En novembre 2016, le dernier vautour moine installé dans la région d’Alinyà (Pyrénées espagnoles) s’est envolé de son territoire pour la dernière fois. Son nom était Trasgu, un mâle de 6 ans, transféré d’un centre de réhabilitation vers les Pyrénées en 2013, et lâché par la suite dans le cadre du programme de réintroduction de cette espèce dans les Pyrénées (Alinàa et Boumort). Ce mois-ci, il a été retrouvé mort à Alynià, et l’autopsie réalisée par le centre de la faune sauvage de Vallcalent a confirmé les soupçons: Trasgu a été tire, dans la même zone où deux autres Vautours moines avaient également disparus (Orri, a été retrouvé mort et Alinyà, a été remis en captivité). Le temps que l’enquête soit menée, cette nouvelle n’a pas été divulguée jusqu’à aujourd’hui.

Au siècle dernier, les persécutions directes et les tirs étaient les principales raisons de l’extinction du Vautour moine dans plusieurs régions espagnoles. Bien qu’on observe, depuis les dernières décennies, la rareté des tirs de rapaces sont de plus en plus rare. Néanmoins, l’incident avec Trasgu nous rappelle que ça peut toujours arriver – même à cette époque !

Le programme de réintroduction du Vautour moine a commencé en 2006 à Alinyà et Boumort – grâce à une collaboration entre le MAGRAMA (Ministère espagnol de l’agriculture, alimentation et environnement), la fondation Catalunya-La Pedrera, les ONG TRENCA et GREFA, et les Réserves de Boumort et de Muntanya d’Alinyà. Le but était d’établir une nouvelle population afin de créer un corridor génétique entre les autres populations présentes dans le sud-est de la péninsule ibérique et les populations réintroduites françaises (Cévennes et Baronnies).

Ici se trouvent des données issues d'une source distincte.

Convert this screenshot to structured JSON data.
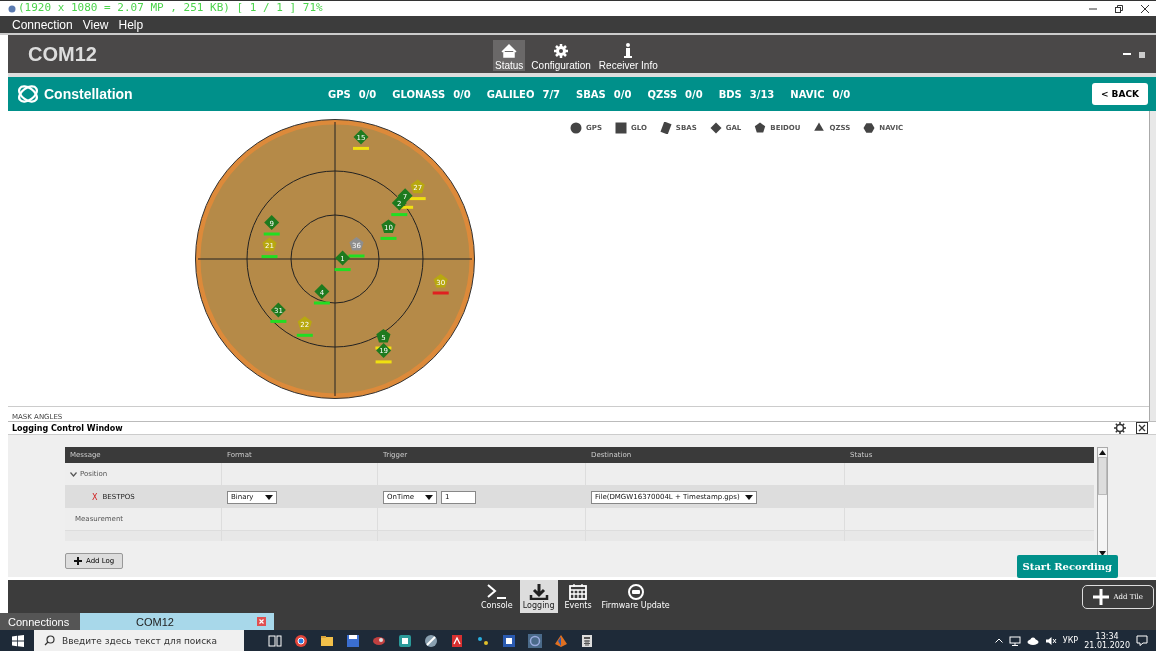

Les sites d’Alinyà et Boumort ont d’autres espèces reproductrices de vautours, comme le Vautour fauve, le percnoptère et le Gypaète barbu. Les résultats ont été prometteurs à Boumort – où un couple de Vautour moine a produit un jeune à l’envol en 2010 – chose non observée depuis un siècle. Depuis, on compte environs 12 couples et l’an dernier six éclosions. En revanche, à Alinyà, région non-éloignée de Boumort, aucun couple n’est installé. Trasgu était le dernier individu sur ce site, et sa disparition a tué l’espoir de voir un jour le retour de cette espèce à Alinyà.